= Ḥiyal =

Legalistic trickery in Islamic jurisprudence

Ḥiyal (حيل, singular ḥīla حيلة "contortion, contrivance; device, subterfuge") is "legalistic trickery" in Islamic jurisprudence.
The main purpose of ḥiyal is to avoid straightforward observance of Islamic law in difficult situations while still obeying the letter of the law.

Views on its admissibility in Islam have varied by schools of Islamic jurisprudence (Madhhab), by time period, and by type of ḥiyal. A substantial literature on such tricks has developed in the Hanafi school of jurisprudence in particular.

==In history and Madhhab==
The earliest development of this field is the Kitāb al-maḫārij fī l-ḥiyal ("book of evasion and trickery") by Muhammad al-Shaybani (d. 805). A more comprehensive treatment is the Kitāb al-ḥiyal wa-l-maḫārij by Al-Ḫaṣṣāf (d. 870).
The study of ḥiyal was not uncontroversial in Islamic jurisprudence. It was at first classed as haram by the Shafiite school, although its great popularity eventually led to aspects of ḥiyal being recognized even in Shafiite treatises. By the 10th century, Shafiite authors wrote a number of ḥiyal treatises of their own, of which the work by al-Qazwini (died 1048) has survived, while others continued to denounce ḥiyal, among them al-Ghazali.
Since the 15th century, Shafiite opposition to ḥiyal had mostly disappeared, due to the fatwas by Ibn Hajar al-Asqalani outlawing its criticism.

Meanwhile, ḥiyal was more vigorously opposed by the Hanbali school. Al-Bukhari dedicated an entire book in his Sahīh to the refutation of ḥiyal and Abū Yaʿlā, a Hanbali judge of the 11th-century Abbasid caliph Al-Qāʾim wrote a Kitāb Ibṭāl al-ḥiyal ("book of invalidation of ḥiyal").
Like the Shafiites, the Hanbali school eventually came to a more moderate view of the practice. 14th-century Hanbali scholar Ibn Qayyim Al-Jawziyya distinguished three types of ḥiyal, (1) clearly inadmissible, (2) clearly admissible and (3) of doubtful admissibility, i.e. recognized by Abū Hanīfa but not by other authorities. 14th century Malaki scholar al-Shatibi stated that al-hiyal are "generally illegal".

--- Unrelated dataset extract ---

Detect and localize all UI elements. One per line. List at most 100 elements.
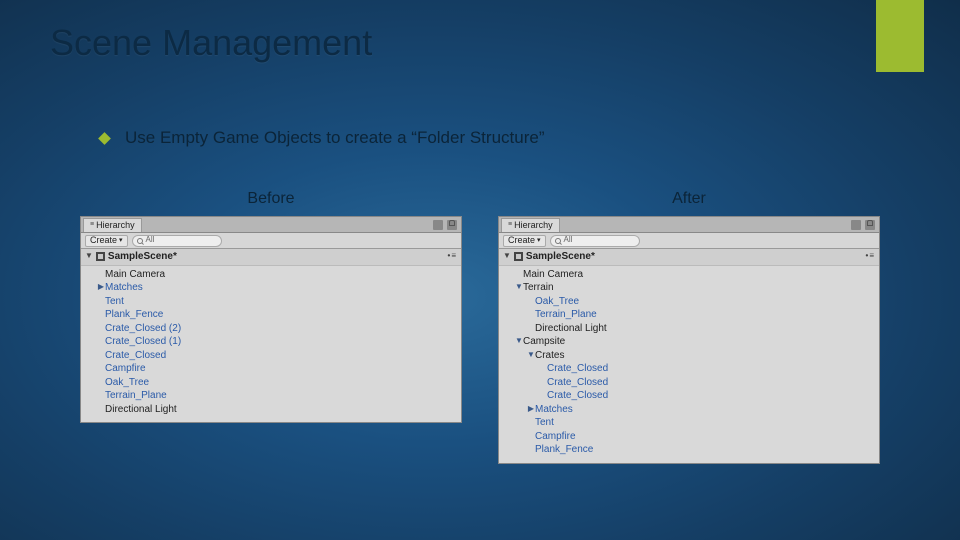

Debate on ḥiyal within the establishment of Islamic jurisprudence continues into the modern period.
In 1974, a publication by Muhammad ʿAbd-al-Wahhāb Buhairī, Al-Azhar University professor for hadith and fiqh, published a monograph on the question Al-Ḥiyal fi š-šarīʿa al-islāmīya ("trickery in Islamic law"), according to which only a limited number of ḥiyal are permissible.
Among the ḥiyal permitted by Buhairī is taʿrīḍ (deception by ambiguity) if it is employed to prevent a Muslim from coming to harm.
Since the 1980s, there has been a trend of increased debate on the "purposes of sharia" (Maqāṣid aš-šarīʿa) in the context of which a number of scholars have argued for a revival of ḥiyal as a legitimate tool to improve the flexibility of sharia interpretation in view of the problem of Islam and modernity.
The nascent Islamic finance industry has also made invoked ḥiyal to defend its practices.